"Возвращение домой.
Похоже, это для меня самый сложный текст. Описать не первые дни войны, не эвакуацию под обстрелом, не проживание вскрывающегося зверства войны, не жизнь вдали и ежесекундную тянущую, ноющую боль «домой». Все это время ты продолжаешь падать — в долгий, долгий и бесконечный ад.
Но возвращение домой — это заветное дно. Острое, усеянное осколками дно. Наконец ты ударяешься на максимальной скорости падения лицом… о свою реальность.
После освобождения Бучи у меня уже было фото, как внутри дома. Я не ехала в неизвестность. Но когда ты туда входишь… Ты и счастлив — потому что твой родной есть, жив, избит и измучен, но жив. А в какой-то момент со свалки вещей поднимаешь открытку и тебя сгибает пополам и ты внутри орешь. От кусочка бумаги, который когда-то тебе подписали с любовью.
Все, что для тебя про выбор и любовь, вывернуто… Все в грязи и пыли, что-то порвано… На бумагах, которые не выбросишь, следы ботинок.

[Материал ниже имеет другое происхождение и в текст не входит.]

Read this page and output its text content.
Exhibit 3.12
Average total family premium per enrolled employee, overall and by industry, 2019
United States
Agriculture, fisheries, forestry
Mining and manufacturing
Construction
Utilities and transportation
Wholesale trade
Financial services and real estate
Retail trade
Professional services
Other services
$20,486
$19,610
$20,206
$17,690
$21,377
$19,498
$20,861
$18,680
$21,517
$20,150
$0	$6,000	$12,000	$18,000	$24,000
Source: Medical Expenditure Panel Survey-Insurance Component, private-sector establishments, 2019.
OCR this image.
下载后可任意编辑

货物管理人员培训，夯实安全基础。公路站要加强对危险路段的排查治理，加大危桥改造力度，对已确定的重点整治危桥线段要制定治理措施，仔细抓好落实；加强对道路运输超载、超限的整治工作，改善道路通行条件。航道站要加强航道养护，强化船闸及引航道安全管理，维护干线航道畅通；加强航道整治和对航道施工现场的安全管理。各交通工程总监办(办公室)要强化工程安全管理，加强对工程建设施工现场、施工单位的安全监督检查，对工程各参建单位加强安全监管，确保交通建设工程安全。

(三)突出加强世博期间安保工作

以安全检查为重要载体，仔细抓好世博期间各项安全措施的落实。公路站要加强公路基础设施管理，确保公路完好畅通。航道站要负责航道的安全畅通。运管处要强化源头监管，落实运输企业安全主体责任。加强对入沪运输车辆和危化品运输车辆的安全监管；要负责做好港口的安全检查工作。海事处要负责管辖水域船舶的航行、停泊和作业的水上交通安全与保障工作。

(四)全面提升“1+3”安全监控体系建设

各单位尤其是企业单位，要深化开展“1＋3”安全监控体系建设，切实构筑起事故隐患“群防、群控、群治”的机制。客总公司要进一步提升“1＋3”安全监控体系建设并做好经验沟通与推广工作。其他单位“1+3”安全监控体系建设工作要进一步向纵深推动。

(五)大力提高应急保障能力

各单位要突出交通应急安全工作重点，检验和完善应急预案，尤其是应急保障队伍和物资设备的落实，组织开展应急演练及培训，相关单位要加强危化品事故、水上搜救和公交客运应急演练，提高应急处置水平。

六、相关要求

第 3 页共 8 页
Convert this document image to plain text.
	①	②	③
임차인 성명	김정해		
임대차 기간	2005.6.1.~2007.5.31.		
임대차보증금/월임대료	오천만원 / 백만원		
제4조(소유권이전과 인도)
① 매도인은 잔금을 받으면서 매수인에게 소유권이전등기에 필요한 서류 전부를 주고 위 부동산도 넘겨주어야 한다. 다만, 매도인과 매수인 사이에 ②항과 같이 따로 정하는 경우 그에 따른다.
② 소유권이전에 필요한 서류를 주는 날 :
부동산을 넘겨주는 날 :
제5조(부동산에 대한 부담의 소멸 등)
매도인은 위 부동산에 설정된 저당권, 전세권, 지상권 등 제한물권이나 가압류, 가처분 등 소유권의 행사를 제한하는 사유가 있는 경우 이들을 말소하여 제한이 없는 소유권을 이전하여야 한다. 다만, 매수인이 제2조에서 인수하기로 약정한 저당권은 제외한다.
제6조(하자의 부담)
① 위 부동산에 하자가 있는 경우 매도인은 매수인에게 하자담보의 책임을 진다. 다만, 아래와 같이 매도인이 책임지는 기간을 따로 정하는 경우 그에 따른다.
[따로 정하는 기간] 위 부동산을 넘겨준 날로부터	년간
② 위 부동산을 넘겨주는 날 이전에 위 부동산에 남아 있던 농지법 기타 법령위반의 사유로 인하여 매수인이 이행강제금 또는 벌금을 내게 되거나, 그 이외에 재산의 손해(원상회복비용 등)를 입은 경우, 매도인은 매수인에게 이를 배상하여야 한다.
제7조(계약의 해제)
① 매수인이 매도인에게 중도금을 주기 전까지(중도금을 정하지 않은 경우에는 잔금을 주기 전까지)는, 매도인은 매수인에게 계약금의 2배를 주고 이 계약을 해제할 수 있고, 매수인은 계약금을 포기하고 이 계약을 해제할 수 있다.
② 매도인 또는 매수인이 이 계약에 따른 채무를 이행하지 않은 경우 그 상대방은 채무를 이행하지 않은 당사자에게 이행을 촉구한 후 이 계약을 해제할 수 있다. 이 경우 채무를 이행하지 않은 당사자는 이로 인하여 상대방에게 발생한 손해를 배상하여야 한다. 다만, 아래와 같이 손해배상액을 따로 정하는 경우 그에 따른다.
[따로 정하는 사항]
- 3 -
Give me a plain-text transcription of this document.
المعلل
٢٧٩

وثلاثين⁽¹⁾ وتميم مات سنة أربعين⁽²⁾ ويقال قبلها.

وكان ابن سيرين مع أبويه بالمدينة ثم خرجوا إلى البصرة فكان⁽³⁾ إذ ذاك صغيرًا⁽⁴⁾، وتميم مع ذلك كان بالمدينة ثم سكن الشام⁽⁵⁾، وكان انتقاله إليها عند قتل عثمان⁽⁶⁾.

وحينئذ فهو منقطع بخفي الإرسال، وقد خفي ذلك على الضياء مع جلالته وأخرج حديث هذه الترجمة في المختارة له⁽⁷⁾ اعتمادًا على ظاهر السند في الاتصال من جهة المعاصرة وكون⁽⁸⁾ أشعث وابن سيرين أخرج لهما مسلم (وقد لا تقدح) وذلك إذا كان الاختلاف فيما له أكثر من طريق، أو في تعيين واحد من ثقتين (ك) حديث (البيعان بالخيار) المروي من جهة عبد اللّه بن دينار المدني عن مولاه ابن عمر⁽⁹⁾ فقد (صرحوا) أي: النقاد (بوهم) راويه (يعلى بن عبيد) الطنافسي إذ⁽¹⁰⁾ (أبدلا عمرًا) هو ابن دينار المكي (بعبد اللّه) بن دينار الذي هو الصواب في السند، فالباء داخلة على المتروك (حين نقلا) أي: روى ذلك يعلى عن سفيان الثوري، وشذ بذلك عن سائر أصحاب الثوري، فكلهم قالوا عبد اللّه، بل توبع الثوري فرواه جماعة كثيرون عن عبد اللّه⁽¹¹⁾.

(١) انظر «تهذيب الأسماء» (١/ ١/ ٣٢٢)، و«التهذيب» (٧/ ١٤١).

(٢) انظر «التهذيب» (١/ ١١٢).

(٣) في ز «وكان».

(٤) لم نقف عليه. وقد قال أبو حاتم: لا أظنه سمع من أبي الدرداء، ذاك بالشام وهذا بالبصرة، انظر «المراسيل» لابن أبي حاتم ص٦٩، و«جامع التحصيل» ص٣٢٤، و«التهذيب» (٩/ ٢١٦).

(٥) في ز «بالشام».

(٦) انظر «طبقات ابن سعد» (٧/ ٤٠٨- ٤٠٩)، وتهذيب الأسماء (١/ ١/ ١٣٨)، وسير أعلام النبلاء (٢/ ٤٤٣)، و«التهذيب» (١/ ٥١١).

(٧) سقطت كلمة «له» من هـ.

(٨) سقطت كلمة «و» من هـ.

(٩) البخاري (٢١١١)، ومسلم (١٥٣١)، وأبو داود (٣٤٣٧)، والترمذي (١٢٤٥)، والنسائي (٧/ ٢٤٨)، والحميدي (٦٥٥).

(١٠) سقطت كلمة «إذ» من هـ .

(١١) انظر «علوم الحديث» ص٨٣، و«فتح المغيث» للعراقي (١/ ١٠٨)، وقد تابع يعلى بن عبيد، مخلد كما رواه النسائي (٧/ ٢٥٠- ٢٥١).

Которые потом вытираешь. Перед тобой груда книг и бумаг — и каждую нужно взять и вытереть. Ты убираешь один квадратный метр и берешься за другой, а в это время первый опять становится грязным. Ты в иступлении смотришь на это все и не понимаешь — как?! Но сглатываешь пыль с языка и просто продолжаешь.
Я убирала семь дней. Только к четвертому беспорядок стал контролированным. И это не просто уборка, потому что еще нужно найти, чем убирать. В твоем доме, как и в жизни, больше нет ничего понятного раньше.
Вызвать профессиональную уборку было нельзя. Возможно, но не мне. Мое пространство — это я. Вызвать уборку для меня было все равно, что вызвать профессионалов и сказать «там мой любимый, после аварии, сделайте так, чтоб как раньше, или замажьте что невозможно исправить, но чтобы не бросалось в глаза, а то мне видеть его таким и любить дальше тяжело как-то…» А может, вообще сменить любимого? Забрать вещи и арендовать другую квартиру, у этого любимого ведь шрамы — и снаружи, и внутри…
Мое пространство живое. Я любила его, оно любило меня. Мы помогали и наполняли друг друга. Убирать — это посмотреть на своего любимого, увидеть каждую царапину, каждую рану, признать всю его боль и быть рядом. Обнаруживать все новые раны, не отворачиваться, промывать их и бинтовать, опять промывать и бинтовать. Мыть каждый сантиметр, не закрывая глаза на увечия, словно гладить и целовать, приговаривая, что все будет хорошо. Обязательно будет хорошо. ⠀ В первый вечер после дня работы на завалах я села на балконе — единственное чистое и свободное пространство. В состоянии «упоротой лисы». Убирала, плакала, а потом втыкала на сосны, нервно курила, и опять собиралась, и опять разгребала.
Первое удивительное осознание — 70 дней вдали от дома прошли в какой-то временной петле, в параллельной реальности. Там вроде бы была жизнь, были и печали, и радости. Но когда входишь в дом, то кажется, что ушел вчера. И ничего другого в твоей жизни не было, а было во сне.
Второе и самое важное осознание — родные стены лечат. Здесь завал, перерыто, не работают лифты, нет бензина, вопросы с продуктами, но когда смотришь на свои сосны, на свои стены, на свои улицы… появляются силы. Ты чувствуешь себя наконец-то живым."